En Monterrey, el que tiene coche no camina. Puede llegar a ser anécdota de muchos que aunque la tiendita de la esquina esté a unos metros, quien tiene carro prefiere hacer todas las maniobras automovilísticas necesarias para ir a comprar unos Choco Roles en su tienda de siempre, en vez de caminar unos cuantos metros.

¿Será la temperatura extrema, la pobre infraestructura peatonal, la costumbre o el pensamiento colectivo el responsable de que los automovilistas seamos tan conservadores en nuestra manera de transportarnos y ubiquemos al coche como la única opción para movernos?

Contrario a nuestro contexto, los ciudadanos de los espacios con mejor accesibilidad urbana eligen el medio de transporte dependiendo de su plan o destino: si van al centro, toman el metro; para su trabajo pueden ir en bici, y para salir de la ciudad, utilizan su coche.

Al considerar al carro como una alternativa más de transporte, bajo esta modalidad no existe la diferencia abismal de automovilista y peatón porque todos los ciudadanos portan ambas etiquetas en diferentes momentos de su experiencia urbana.

Parecería que la diferencia de una ciudad como Monterrey es que debido a la polaridad automovilista-peatón, difícilmente uno podrá entender las necesidades del que tiene enfrente, considerándolo siempre como “el otro”. Tan es así que Nuevo León ocupa uno de los primeros lugares en atropellos a peatones en el país.

La división de los ricos y pobres de los que hablaba Rousseau ha llegado hasta las calles en esta ciudad, que además de contar con una infraestructura que prioriza el coche, promueve sin querer una cultura cada vez menos empática que produce una mayor atomización de la sociedad.

Me atrevo a decir que una problemática urbana tan compleja quizá se pueda empezar a resolver al resumir nuestro comportamiento en una sola frase: los que caminan no tienen carro y los que tienen carro no caminan.
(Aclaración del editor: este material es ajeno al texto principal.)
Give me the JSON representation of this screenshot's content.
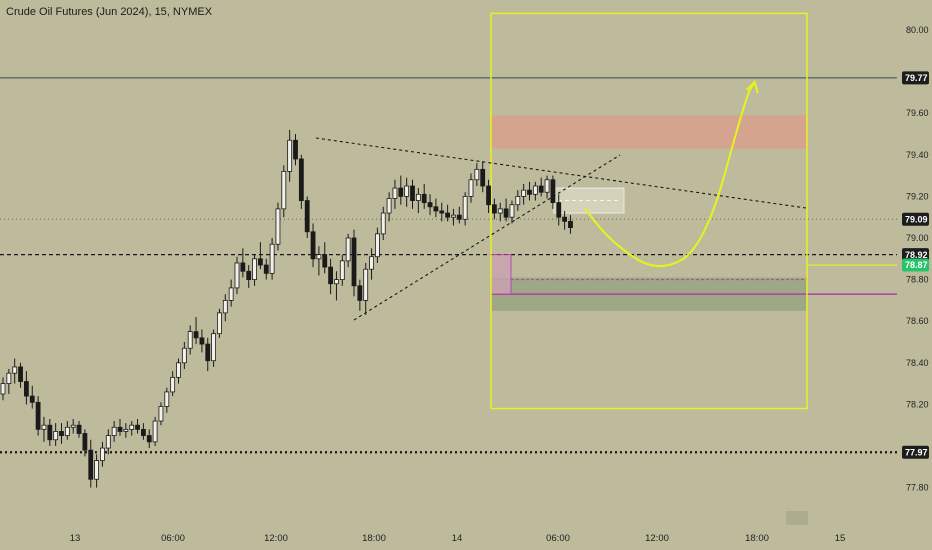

O bien, “Yo como automovilista soy más importante que tú, peatón” y “Yo como peatón soy más importante que tú, automovilista”, volviendo el día a día una constante lucha de poderes.

Luego de haber concluido el reto #SemanaSinCarro, pude apreciar que independientemente de que nuestra ciudad no sea tan amigable para quienes no tienen coche (cerca del 65 por ciento de nuestra población, de acuerdo a cifras del INEGI), el mayor cambio que podríamos hacer como sociedad es al menos por un día movernos en un medio de transporte diferente al que solemos usar para lograr comprender que automovilistas y peatones estamos en el mismo bando y en la misma ciudad.